Screenshot of SQL code defining two CTEs—order_enriched and monthly_segment—that join customer geography data, derive order-month fields, and compute monthly aggregates such as order counts, gross revenue, revenue with tax, and average ship-to-receipt days.

This SQL statement is 180+ lines long. It’s not easy to know if we’re joining the right tables and querying the right columns.

How it works

Let’s walk through what our agent is, how it curates context, and how it keeps self-improving.

Our agent is powered by GPT‑5.2 and is designed to reason over OpenAI’s data platform. It’s available wherever employees already work: as a Slack agent, through a web interface, inside IDEs, in the Codex CLI via MCP(opens in a new window), and directly in OpenAI’s internal ChatGPT app through a MCP connector(opens in a new window).
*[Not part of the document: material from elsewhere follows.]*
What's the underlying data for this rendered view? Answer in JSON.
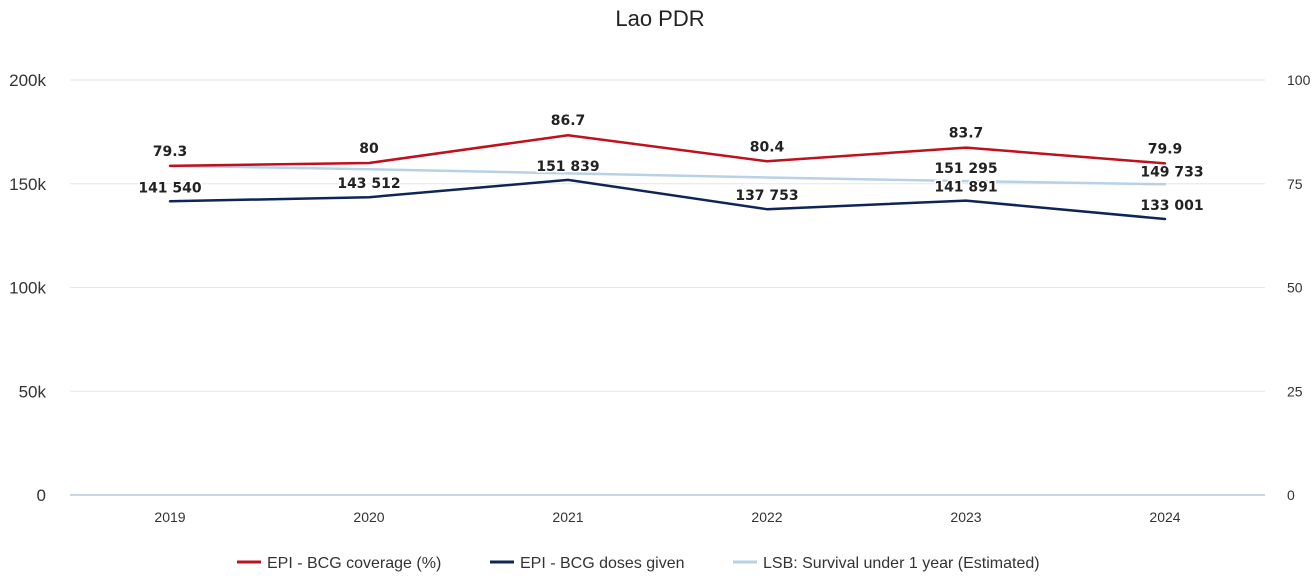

Diagram titled “How the data agent works.” Entrypoints—Agent-UI, Local Agent-MCP, Remote Agent-MCP, and Slack Agent—feed into an Agent-API. The API connects to internal data knowledge and company context, syncs with a data warehouse and platform sources, and exchanges requests with the GPT-5.2 model via Agent-MCP.

Users can ask complex, open-ended questions which would typically require multiple rounds of manual exploration. Take this example prompt, which uses a test data set: “For NYC taxi trips, which pickup-to-dropoff ZIP pairs are the most unreliable, with the largest gap between typical and worst-case travel times, and when does that variability occur?”

The agent handles the analysis end-to-end, from understanding the question to exploring the data, running queries, and synthesizing findings.

Screenshot showing a user asking which NYC taxi pickup→dropoff ZIP pairs are most “unreliable.” The agent explains using ~21k trips from samples.nyctaxi.trips, defines typical (p50) vs worst-case (p95), applies filters, and describes how it identifies when each ZIP pair’s longest trip occurred.

The agent's response to the question.

One of the agent’s superpowers is how it reasons through problems. Rather than following a fixed script, the agent evaluates its own progress. If an intermediate result looks wrong (e.g., if it has zero rows due to an incorrect join or filter), the agent investigates what went wrong, adjusts its approach, and tries again. Throughout this process, it retains full context, and carries learnings forward between steps. This closed-loop, self-learning process shifts iteration from the user into the agent itself, enabling faster results and consistently higher-quality analyses than manual workflows.